Thursday, January 27, 2011

The Greatest Con Game of Them All

If you want to see a very funny video on how Economics works under a variety of conditions, click this link: Economic Conditions

There's another, less amusing video making the rounds these days which warns of all kinds of terrible economic catastrophes in a very reasonable-sounding voice, offered as a "public service" by an investment research firm that you had previously never heard of. The video narrator predicts that the very foundation of America will shake, bringing our way of life to a grinding halt. This tour of the future includes riots in the streets, arrests on an unprecedented scale, martial law, soaring prices of basic commodities, banks closing, credit cards not working, a collapse of our monetary system. The author purports to be the only analyst in the world who is paying close attention to the national debt, and uses the most basic scare tactics to induce people to... purchase his newsletter service.

What makes this particular video interesting is that its narrator, Porter Stansberry, has been in trouble with the U.S. Securities and Exchange Commission as far back as 1993 (Porter Stansberry), and he has been labeled a "stock hypester" in discussion forums among investors (Discussion Forum).
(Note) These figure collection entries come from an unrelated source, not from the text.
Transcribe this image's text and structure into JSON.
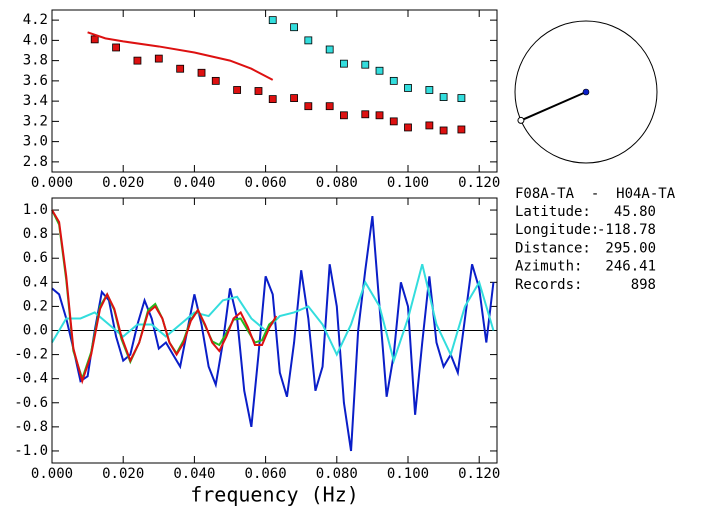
{
  "chart_data": [
    {
      "type": "scatter",
      "xlim": [
        0,
        0.125
      ],
      "xticks": [
        {
          "value": 0,
          "label": "0.000"
        },
        {
          "value": 0.02,
          "label": "0.020"
        },
        {
          "value": 0.04,
          "label": "0.040"
        },
        {
          "value": 0.06,
          "label": "0.060"
        },
        {
          "value": 0.08,
          "label": "0.080"
        },
        {
          "value": 0.1,
          "label": "0.100"
        },
        {
          "value": 0.12,
          "label": "0.120"
        }
      ],
      "ylim": [
        2.7,
        4.3
      ],
      "yticks": [
        2.8,
        {
          "value": 3,
          "label": "3.0"
        },
        3.2,
        3.4,
        3.6,
        3.8,
        {
          "value": 4,
          "label": "4.0"
        },
        4.2
      ],
      "series": [
        {
          "mode": "markers",
          "color": "#dd1111",
          "x": [
            0.012,
            0.018,
            0.024,
            0.03,
            0.036,
            0.042,
            0.046,
            0.052,
            0.058,
            0.062,
            0.068,
            0.072,
            0.078,
            0.082,
            0.088,
            0.092,
            0.096,
            0.1,
            0.106,
            0.11,
            0.115
          ],
          "values": [
            4.01,
            3.93,
            3.8,
            3.82,
            3.72,
            3.68,
            3.6,
            3.51,
            3.5,
            3.42,
            3.43,
            3.35,
            3.35,
            3.26,
            3.27,
            3.26,
            3.2,
            3.14,
            3.16,
            3.11,
            3.12
          ]
        },
        {
          "mode": "markers",
          "color": "#33dddd",
          "x": [
            0.062,
            0.068,
            0.072,
            0.078,
            0.082,
            0.088,
            0.092,
            0.096,
            0.1,
            0.106,
            0.11,
            0.115
          ],
          "values": [
            4.2,
            4.13,
            4.0,
            3.91,
            3.77,
            3.76,
            3.7,
            3.6,
            3.53,
            3.51,
            3.44,
            3.43
          ]
        },
        {
          "mode": "lines",
          "color": "#dd1111",
          "x": [
            0.01,
            0.015,
            0.02,
            0.03,
            0.04,
            0.05,
            0.056,
            0.062
          ],
          "values": [
            4.08,
            4.02,
            3.99,
            3.94,
            3.88,
            3.8,
            3.72,
            3.61
          ]
        }
      ]
    },
    {
      "type": "line",
      "x_label": "frequency (Hz)",
      "xlim": [
        0,
        0.125
      ],
      "xticks": [
        {
          "value": 0,
          "label": "0.000"
        },
        {
          "value": 0.02,
          "label": "0.020"
        },
        {
          "value": 0.04,
          "label": "0.040"
        },
        {
          "value": 0.06,
          "label": "0.060"
        },
        {
          "value": 0.08,
          "label": "0.080"
        },
        {
          "value": 0.1,
          "label": "0.100"
        },
        {
          "value": 0.12,
          "label": "0.120"
        }
      ],
      "ylim": [
        -1.1,
        1.1
      ],
      "yticks": [
        {
          "value": -1,
          "label": "-1.0"
        },
        -0.8,
        -0.6,
        -0.4,
        -0.2,
        {
          "value": 0,
          "label": "0.0"
        },
        0.2,
        0.4,
        0.6,
        0.8,
        {
          "value": 1,
          "label": "1.0"
        }
      ],
      "series": [
        {
          "mode": "lines",
          "color": "#0a1ec8",
          "x": [
            0,
            0.002,
            0.004,
            0.006,
            0.008,
            0.01,
            0.012,
            0.014,
            0.016,
            0.018,
            0.02,
            0.022,
            0.024,
            0.026,
            0.028,
            0.03,
            0.032,
            0.034,
            0.036,
            0.038,
            0.04,
            0.042,
            0.044,
            0.046,
            0.048,
            0.05,
            0.052,
            0.054,
            0.056,
            0.058,
            0.06,
            0.062,
            0.064,
            0.066,
            0.068,
            0.07,
            0.072,
            0.074,
            0.076,
            0.078,
            0.08,
            0.082,
            0.084,
            0.086,
            0.088,
            0.09,
            0.092,
            0.094,
            0.096,
            0.098,
            0.1,
            0.102,
            0.104,
            0.106,
            0.108,
            0.11,
            0.112,
            0.114,
            0.116,
            0.118,
            0.12,
            0.122,
            0.124
          ],
          "values": [
            0.35,
            0.3,
            0.1,
            -0.15,
            -0.42,
            -0.38,
            0.0,
            0.32,
            0.25,
            -0.05,
            -0.25,
            -0.2,
            0.05,
            0.25,
            0.1,
            -0.15,
            -0.1,
            -0.2,
            -0.3,
            0.0,
            0.3,
            0.05,
            -0.3,
            -0.45,
            -0.1,
            0.35,
            0.1,
            -0.5,
            -0.8,
            -0.2,
            0.45,
            0.3,
            -0.35,
            -0.55,
            -0.1,
            0.5,
            0.1,
            -0.5,
            -0.3,
            0.55,
            0.2,
            -0.6,
            -1.0,
            0.0,
            0.5,
            0.95,
            0.2,
            -0.55,
            -0.2,
            0.4,
            0.2,
            -0.7,
            -0.1,
            0.45,
            -0.1,
            -0.3,
            -0.2,
            -0.35,
            0.1,
            0.55,
            0.35,
            -0.1,
            0.4
          ]
        },
        {
          "mode": "lines",
          "color": "#33dddd",
          "x": [
            0,
            0.004,
            0.008,
            0.012,
            0.016,
            0.02,
            0.024,
            0.028,
            0.032,
            0.036,
            0.04,
            0.044,
            0.048,
            0.052,
            0.056,
            0.06,
            0.064,
            0.068,
            0.072,
            0.076,
            0.08,
            0.084,
            0.088,
            0.092,
            0.096,
            0.1,
            0.104,
            0.108,
            0.112,
            0.116,
            0.12,
            0.124
          ],
          "values": [
            -0.1,
            0.1,
            0.1,
            0.15,
            0.05,
            -0.05,
            0.05,
            0.05,
            -0.05,
            0.05,
            0.15,
            0.12,
            0.25,
            0.28,
            0.1,
            0.0,
            0.12,
            0.15,
            0.2,
            0.05,
            -0.2,
            0.05,
            0.4,
            0.2,
            -0.25,
            0.1,
            0.55,
            0.05,
            -0.2,
            0.2,
            0.4,
            0.0
          ]
        },
        {
          "mode": "lines",
          "color": "#22bb22",
          "x": [
            0,
            0.002,
            0.004,
            0.006,
            0.0085,
            0.011,
            0.0135,
            0.0155,
            0.0175,
            0.0195,
            0.022,
            0.0245,
            0.027,
            0.029,
            0.031,
            0.033,
            0.035,
            0.037,
            0.039,
            0.041,
            0.043,
            0.045,
            0.047,
            0.049,
            0.051,
            0.053,
            0.055,
            0.057,
            0.059,
            0.061,
            0.063
          ],
          "values": [
            1.0,
            0.88,
            0.42,
            -0.17,
            -0.4,
            -0.18,
            0.2,
            0.3,
            0.17,
            -0.07,
            -0.26,
            -0.1,
            0.17,
            0.22,
            0.1,
            -0.1,
            -0.19,
            -0.08,
            0.09,
            0.17,
            0.04,
            -0.09,
            -0.12,
            -0.02,
            0.09,
            0.1,
            0.0,
            -0.1,
            -0.08,
            0.05,
            0.1
          ]
        },
        {
          "mode": "lines",
          "color": "#dd1111",
          "x": [
            0,
            0.002,
            0.004,
            0.006,
            0.0085,
            0.011,
            0.0135,
            0.0155,
            0.0175,
            0.0195,
            0.022,
            0.0245,
            0.027,
            0.029,
            0.031,
            0.033,
            0.035,
            0.037,
            0.039,
            0.041,
            0.043,
            0.045,
            0.047,
            0.049,
            0.051,
            0.053,
            0.055,
            0.057,
            0.059,
            0.061,
            0.063
          ],
          "values": [
            1.0,
            0.9,
            0.45,
            -0.15,
            -0.42,
            -0.2,
            0.18,
            0.3,
            0.18,
            -0.05,
            -0.25,
            -0.1,
            0.15,
            0.2,
            0.1,
            -0.1,
            -0.2,
            -0.1,
            0.08,
            0.17,
            0.05,
            -0.1,
            -0.17,
            -0.05,
            0.1,
            0.15,
            0.03,
            -0.12,
            -0.12,
            0.02,
            0.12
          ]
        }
      ]
    }
  ],
  "info": {
    "pair": "F08A-TA  -  H04A-TA",
    "rows": [
      [
        "Latitude:",
        "45.80"
      ],
      [
        "Longitude:",
        "-118.78"
      ],
      [
        "Distance:",
        "295.00"
      ],
      [
        "Azimuth:",
        "246.41"
      ],
      [
        "Records:",
        "898"
      ]
    ],
    "azimuth": 246.41
  }
}
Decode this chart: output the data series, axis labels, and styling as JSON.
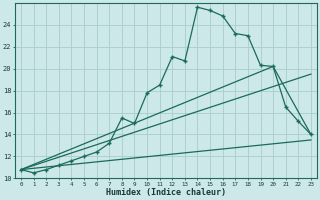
{
  "xlabel": "Humidex (Indice chaleur)",
  "bg_color": "#cce8e8",
  "grid_color": "#aacccc",
  "line_color": "#1a6b5a",
  "xlim": [
    -0.5,
    23.5
  ],
  "ylim": [
    10,
    26
  ],
  "xtick_labels": [
    "0",
    "1",
    "2",
    "3",
    "4",
    "5",
    "6",
    "7",
    "8",
    "9",
    "10",
    "11",
    "12",
    "13",
    "14",
    "15",
    "16",
    "17",
    "18",
    "19",
    "20",
    "21",
    "22",
    "23"
  ],
  "ytick_values": [
    10,
    12,
    14,
    16,
    18,
    20,
    22,
    24
  ],
  "series1_x": [
    0,
    1,
    2,
    3,
    4,
    5,
    6,
    7,
    8,
    9,
    10,
    11,
    12,
    13,
    14,
    15,
    16,
    17,
    18,
    19,
    20,
    21,
    22,
    23
  ],
  "series1_y": [
    10.8,
    10.5,
    10.8,
    11.2,
    11.6,
    12.0,
    12.4,
    13.2,
    15.5,
    15.0,
    17.8,
    18.5,
    21.1,
    20.7,
    25.6,
    25.3,
    24.8,
    23.2,
    23.0,
    20.3,
    20.2,
    16.5,
    15.2,
    14.0
  ],
  "series2_x": [
    0,
    20,
    23
  ],
  "series2_y": [
    10.8,
    20.2,
    14.0
  ],
  "series3_x": [
    0,
    23
  ],
  "series3_y": [
    10.8,
    19.5
  ],
  "series4_x": [
    0,
    23
  ],
  "series4_y": [
    10.8,
    13.5
  ]
}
But this is only the most obvious example of a scam that is perpetrated by countless tips and toutsters--and even some of the economists that you see on reputable financial channels. It's a variation on an old game played by tipsters at the race track. They would scurry around to different prosperous-looking individuals in the stands, and whisper in their ears a hot tip that a certain horse would win, say, the third race. If that horse lost, that was the last these people would see of the tipster. But if it did happen to win, the tipster would be back, now with a "track record" (this is the origin of the term), to ask for money in exchange for more "sure winners."

In the economic world, this game is played by people who make a living out of predicting bear markets and economic disasters. In the financial services world, we refer to them as "permabears;" that is, people who are always bearish, always warning about a market collapse, no matter how bright the economic sun might be shining. Perhaps the most famous of these is Howard Ruff, whose "Ruff Times" newsletter advised its subscribers during the 1980s and early 1990s to avoid stocks, buy Swiss francs and Kruegerrands, guns, ammunition, dried food, bottled water and a place in the woods where all of this could be defended from the starving millions who, unprepared, would be fleeing the immanent economic collapse. Ruff's followers missed perhaps the best decade of stock returns that the world will ever see again.

How, exactly, does this game work? It's best described by a saying that goes around the investment community: "A stopped clock is always right twice a day." The tipster or economist makes dire predictions all the time, year-in, year-out, and, of course, most of the time the predictions turn out to have been way off-base. The key is to be persistent in your gloom, until you finally arrive at something like the 2008 market meltdown, when the permabears all hit the jackpot. Almost anything they said that sounded remotely dire came true, and suddenly they were geniuses, although no more than you would have been if, every morning, you yawned, stretched, looked at the sun rising in the sky and muttered dire public prophecies of catastrophe.

Now that these permabears have a "track record" of predicting the 2008 meltdown, you can expect to hear a lot more from more of them, telling you that since they predicted that the markets would go haywire and banks would collapse, you should buy their exclusive advice and avoid the next series of terrible events that they see right around the corner. Of course, every meltdown in history has been followed by an even-more-robust recovery, so the "services" of these permabears will likely cost you not only the price of their newsletter subscription, but also the missed years of positive return and economic recovery.

But never fear; you can count on their consistency, and eventually, at some unpredictable time after the markets have passed by their hapless subscribers, they'll be right again, and soon thereafter be sending out more viral videos in hopes of luring in new business and, for their next round of subscribers, destroying all faith in the system's ability to heal itself.

What a wonderful way to make a living.